Metabolic syndrome, in which fat accumulates around organs, causes heart attacks and strokes. People in this country began to enjoy a richer but less healthy diet after World War II and exercise less as automobile use spread, leading more and more of us to become fat. Attention is now focused on diagnostic criteria and therapeutic approaches for the ailment, reported the Daily Yomuiri.
The Japanese Society of Internal Medicine and other organizations set the diagnostic criteria for metabolic syndrome in April 2005. Men and women with a waist size of more than 85 centimetres and 90centimetres, respectively, are judged to possibly have the syndrome.
According to the health ministry, metabolic syndrome sufferers number 9.4 million among those aged between 40 and 74, and incipient sufferers are estimated to be 10.2 million in this particular age group. One in two men and one in five women in this group are at risk of the syndrome, according to the estimate.

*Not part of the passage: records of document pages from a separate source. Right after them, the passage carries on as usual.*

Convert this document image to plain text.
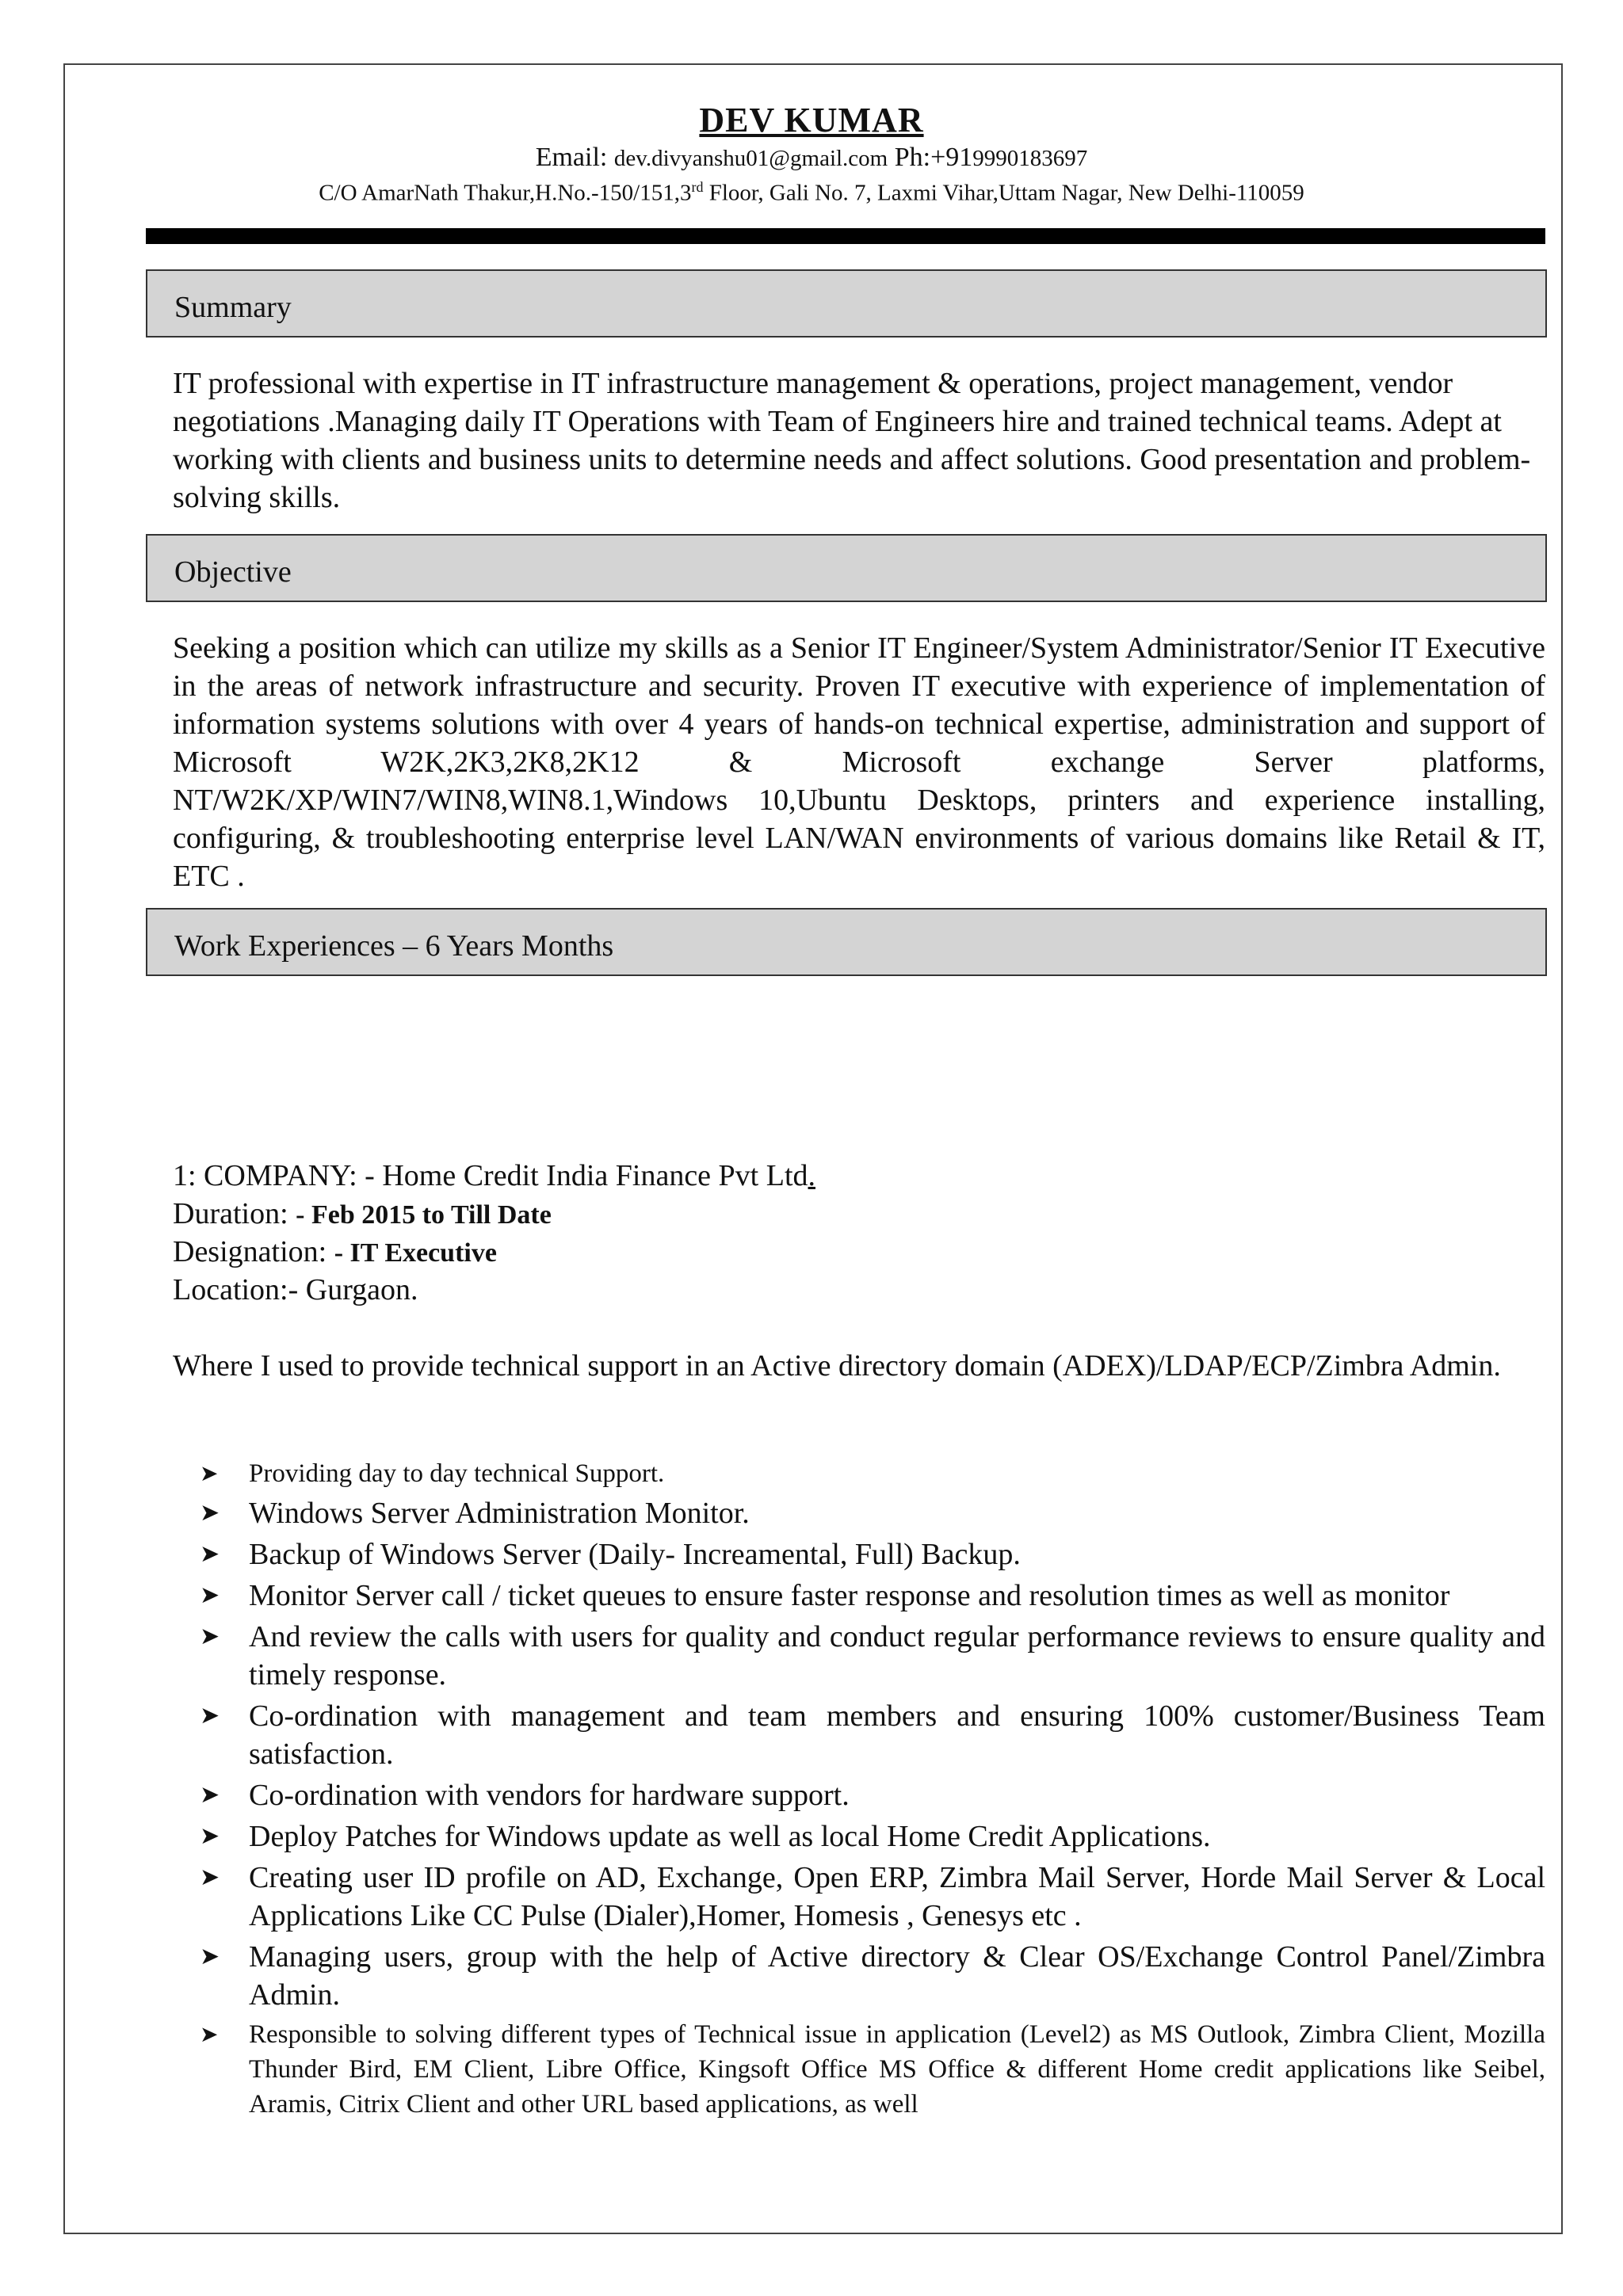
DEV KUMAR
Email: dev.divyanshu01@gmail.com Ph:+919990183697
C/O AmarNath Thakur,H.No.-150/151,3rd Floor, Gali No. 7, Laxmi Vihar,Uttam Nagar, New Delhi-110059
Summary
IT professional with expertise in IT infrastructure management & operations, project management, vendor negotiations .Managing daily IT Operations with Team of Engineers hire and trained technical teams. Adept at working with clients and business units to determine needs and affect solutions. Good presentation and problem-solving skills.
Objective
Seeking a position which can utilize my skills as a Senior IT Engineer/System Administrator/Senior IT Executive in the areas of network infrastructure and security. Proven IT executive with experience of implementation of information systems solutions with over 4 years of hands-on technical expertise, administration and support of Microsoft W2K,2K3,2K8,2K12 & Microsoft exchange Server platforms, NT/W2K/XP/WIN7/WIN8,WIN8.1,Windows 10,Ubuntu Desktops, printers and experience installing, configuring, & troubleshooting enterprise level LAN/WAN environments of various domains like Retail & IT, ETC .
Work Experiences – 6 Years Months
1: COMPANY: - Home Credit India Finance Pvt Ltd.
Duration: - Feb 2015 to Till Date
Designation: - IT Executive
Location:- Gurgaon.
Where I used to provide technical support in an Active directory domain (ADEX)/LDAP/ECP/Zimbra Admin.
➤ Providing day to day technical Support.
➤ Windows Server Administration Monitor.
➤ Backup of Windows Server (Daily- Increamental, Full) Backup.
➤ Monitor Server call / ticket queues to ensure faster response and resolution times as well as monitor
➤ And review the calls with users for quality and conduct regular performance reviews to ensure quality and timely response.
➤ Co-ordination with management and team members and ensuring 100% customer/Business Team satisfaction.
➤ Co-ordination with vendors for hardware support.
➤ Deploy Patches for Windows update as well as local Home Credit Applications.
➤ Creating user ID profile on AD, Exchange, Open ERP, Zimbra Mail Server, Horde Mail Server & Local Applications Like CC Pulse (Dialer),Homer, Homesis , Genesys etc .
➤ Managing users, group with the help of Active directory & Clear OS/Exchange Control Panel/Zimbra Admin.
➤ Responsible to solving different types of Technical issue in application (Level2) as MS Outlook, Zimbra Client, Mozilla Thunder Bird, EM Client, Libre Office, Kingsoft Office MS Office & different Home credit applications like Seibel, Aramis, Citrix Client and other URL based applications, as well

The syndrome is regarded as dangerous because it has been learned that visceral fat can cause diabetes, high blood pressure, and hyperlipemia. What makes it more dangerous is that obesity and the three diseases, when combined together, greatly elevates the probability that a person will suffer a heart attack or stroke.
A research group of the ministry found in 2001 that people with two of the health problems listed above are 5.8 times more likely to develop heart disease than those who have none. The probability is 35.8 times higher for those with metabolic syndrome, which means having three or all of the four problems.
The ministry mapped out measures for metabolic syndrome, as a pillar of a program aimed at to preventing life-style related diseases, in a package of bills concerning health care program reforms now under deliberation in the current Diet session.
The measures include stronger promotion for health checkups and more frequent health guidance by public health nurses and dietitians for people aged 40 and over. A target also was set to reduce the number of cases and incipient cases by 25 per cent by fiscal 2015.
The criteria for the syndrome are much tighter in Japan than in the United States, as is seen in the difference of the waist size standard. The United States sets the obesity threshold at 102 centimetres for men, while the US standard is stricter for women than in Japan, at 88 centimetres.
The Japanese criteria are based on domestic research studying the link between the amount of visceral fat found to be present by diagnostic imaging and risk factors such as high blood pressure and hyperlipemia.
Tokai University Prof. Yoichi Ogushi pointed out that with only a couple of hundred subjects, the survey size was too small. He also said the data were inadequate because visceral fat was measured when a person had only one risk factor, but to study metabolic syndrome a person with multiple risk factors should be surveyed.
"There's no scientific basis to say that a man's waist size over 85cm is a diagnostic criterion for the syndrome. Such a standard could unnecessarily increase the number of patients," he said.